Second, Pell acknowledged in his testimony that he knew Ridsdale was being moved because of “a problem with homosexuality”. This was not in the minutes of the meeting but it was also the recollection of Father Bryant.

The Royal Commission worried this like a dog with a bone. First of all, adult homosexuality was not sufficient reason to shift a priest hundreds of miles away to Sydney. Second, there were rumours about Ridsdale’s activity with children were floating around. Third, Pell knew that other priests had had similar “problems”. Fourth, Bishop Mulkearns would have told his consultors the truth: that paedophilia occasioned the transfer.

Ergo, Pell must have known and must be lying.

The trouble with this reasoning is that it is flatly contradicted not only by Pell, but by Father Bryant. “Father Bryant was adamant he did not conclude from anything said at the September 1982 meeting that Ridsdale was a paedophile,” says the report, “and it was not open to Counsel Assisting to suggest from his evidence that Father Bryant had this understanding at the time of the meeting.”
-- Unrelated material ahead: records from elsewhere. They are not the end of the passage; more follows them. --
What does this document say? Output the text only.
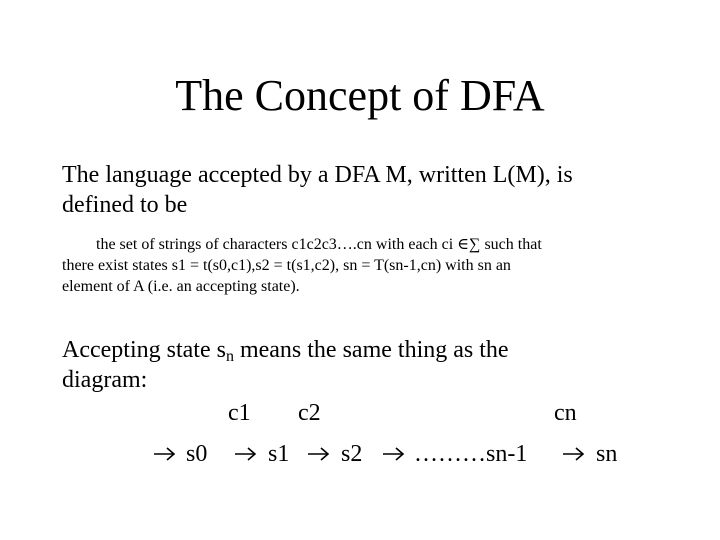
The Concept of DFA
The language accepted by a DFA M, written L(M), is
defined to be
the set of strings of characters c1c2c3….cn with each ci ∈∑ such that
there exist states s1 = t(s0,c1),s2 = t(s1,c2), sn = T(sn-1,cn) with sn an
element of A (i.e. an accepting state).
Accepting state $s_n$ means the same thing as the
diagram:
c1 c2	cn
s0	s1 s2 ………sn-1	sn
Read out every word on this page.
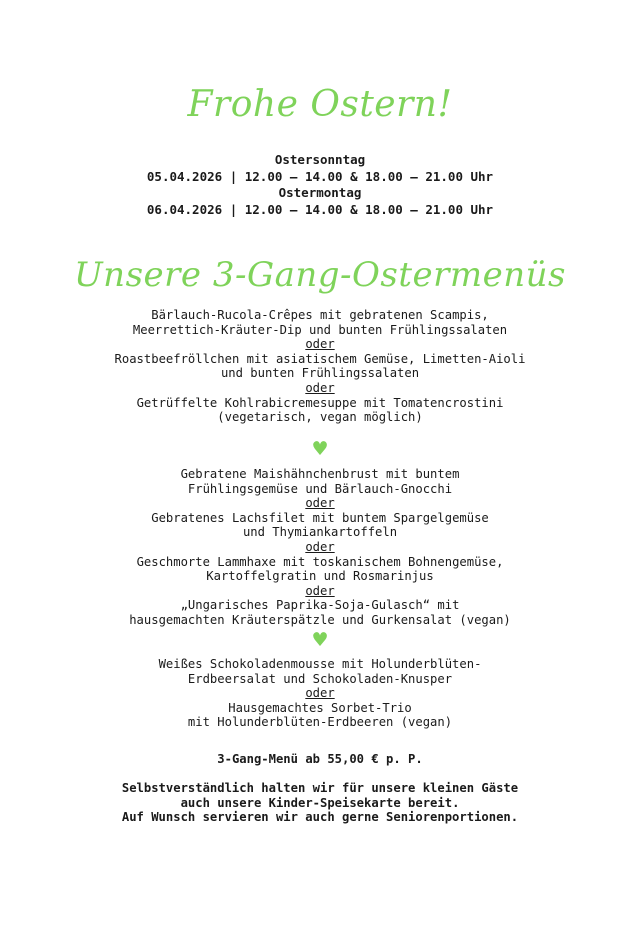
Frohe Ostern!
Ostersonntag
05.04.2026 | 12.00 – 14.00 & 18.00 – 21.00 Uhr
Ostermontag
06.04.2026 | 12.00 – 14.00 & 18.00 – 21.00 Uhr
Unsere 3-Gang-Ostermenüs

Bärlauch-Rucola-Crêpes mit gebratenen Scampis,

Meerrettich-Kräuter-Dip und bunten Frühlingssalaten

oder

Roastbeefröllchen mit asiatischem Gemüse, Limetten-Aioli

und bunten Frühlingssalaten

oder

Getrüffelte Kohlrabicremesuppe mit Tomatencrostini

(vegetarisch, vegan möglich)

♥

Gebratene Maishähnchenbrust mit buntem

Frühlingsgemüse und Bärlauch-Gnocchi

oder

Gebratenes Lachsfilet mit buntem Spargelgemüse

und Thymiankartoffeln

oder

Geschmorte Lammhaxe mit toskanischem Bohnengemüse,

Kartoffelgratin und Rosmarinjus

oder

„Ungarisches Paprika-Soja-Gulasch“ mit

hausgemachten Kräuterspätzle und Gurkensalat (vegan)

♥

Weißes Schokoladenmousse mit Holunderblüten-

Erdbeersalat und Schokoladen-Knusper

oder

Hausgemachtes Sorbet-Trio

mit Holunderblüten-Erdbeeren (vegan)

3-Gang-Menü ab 55,00 € p. P.
Selbstverständlich halten wir für unsere kleinen Gäste
auch unsere Kinder-Speisekarte bereit.
Auf Wunsch servieren wir auch gerne Seniorenportionen.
Besides, the Royal Commission’s attitude to homosexuality is very different to the attitude of Catholic priests in 1982. Nowadays homosexuality is, rightly or wrongly, a socially acceptable lifestyle. Forty years ago, it was regarded by Catholic clerics as debased and shameful. Removing a priest from the temptation to have sex with other men would have been imperative. If Mulkearns had muttered something about “a problem with homosexuality”, that would have been reason enough.    
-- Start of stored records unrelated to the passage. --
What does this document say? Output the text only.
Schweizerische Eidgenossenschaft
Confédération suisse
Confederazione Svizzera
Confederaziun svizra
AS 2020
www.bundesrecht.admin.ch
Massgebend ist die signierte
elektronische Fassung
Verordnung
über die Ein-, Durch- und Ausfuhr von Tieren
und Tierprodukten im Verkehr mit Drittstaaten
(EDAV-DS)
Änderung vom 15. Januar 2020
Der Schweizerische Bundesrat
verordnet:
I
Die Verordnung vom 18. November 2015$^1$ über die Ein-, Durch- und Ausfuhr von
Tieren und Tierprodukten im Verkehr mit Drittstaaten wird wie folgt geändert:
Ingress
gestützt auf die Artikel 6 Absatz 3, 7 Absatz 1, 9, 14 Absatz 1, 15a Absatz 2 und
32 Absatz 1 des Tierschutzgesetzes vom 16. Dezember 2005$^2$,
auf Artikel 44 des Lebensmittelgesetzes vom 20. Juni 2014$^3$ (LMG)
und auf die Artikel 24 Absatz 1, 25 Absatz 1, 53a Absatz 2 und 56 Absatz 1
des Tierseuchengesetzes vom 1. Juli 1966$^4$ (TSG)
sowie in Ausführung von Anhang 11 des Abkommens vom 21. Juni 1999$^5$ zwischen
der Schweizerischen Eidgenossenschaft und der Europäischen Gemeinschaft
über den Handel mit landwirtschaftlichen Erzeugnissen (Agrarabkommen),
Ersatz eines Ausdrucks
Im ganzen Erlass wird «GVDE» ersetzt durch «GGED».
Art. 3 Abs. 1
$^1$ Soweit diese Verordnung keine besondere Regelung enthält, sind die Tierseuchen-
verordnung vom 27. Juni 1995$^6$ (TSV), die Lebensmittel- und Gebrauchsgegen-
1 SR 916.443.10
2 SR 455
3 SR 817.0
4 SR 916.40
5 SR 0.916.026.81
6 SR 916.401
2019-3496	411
Finally, as Pell told the Royal Commission, Mulkearns was anything but candid.

Cardinal Pell submitted that Counsel Assisting cannot rely on a litany of examples of Bishop Mulkearns’ deceptive behaviour and also overlook such matters in relation to the September 1982 meeting. …  It is entirely consistent with Bishop Mulkearns’ years of cover-up.

Despite Pell’s robust rebuttal of its allegations, the Royal Commission found that he had not been truthful:

Cardinal Pell’s evidence that ‘paedophilia was not mentioned’ and that the ‘true’ reason was not given is not accepted. It is implausible … that Bishop Mulkearns did not inform those at the meeting of at least complaints of sexual abuse of children having been made.

Presumption of innocence?

This finding is flatly contradicted by the sworn testimony of both Bryant and Pell, is anachronistic in its attitude towards homosexuality, and is based wholly on a cascade of inferences. According to Briginshaw, “‘reasonable satisfaction’ should not be produced by inexact proofs, indefinite testimony, or indirect inferences”. Furthermore, “weight is given to the presumption of innocence and exactness of proof is expected”.

Were these criteria observed by the Royal Commission in concluding that Cardinal Pell had not been truthful? No, they weren’t. In its examination of the Ridsdale affair, the Royal Commission was hostile, unfair – and therefore unjust.

The Royal Commission’s report has been painful for the whole country, but especially for Catholics. It is a matter of deep shame that men of the cloth sexually abused and tormented children. Australians should be grateful that it has dragged these festering crimes into the daylight and demanded justice for the victims.

But that does not mean that we should shrug our shoulders at its unfairness to the very man who, paradoxically, did more to put a stop to sexual abuse in the Catholic Church in Australia than anyone else – Cardinal George Pell.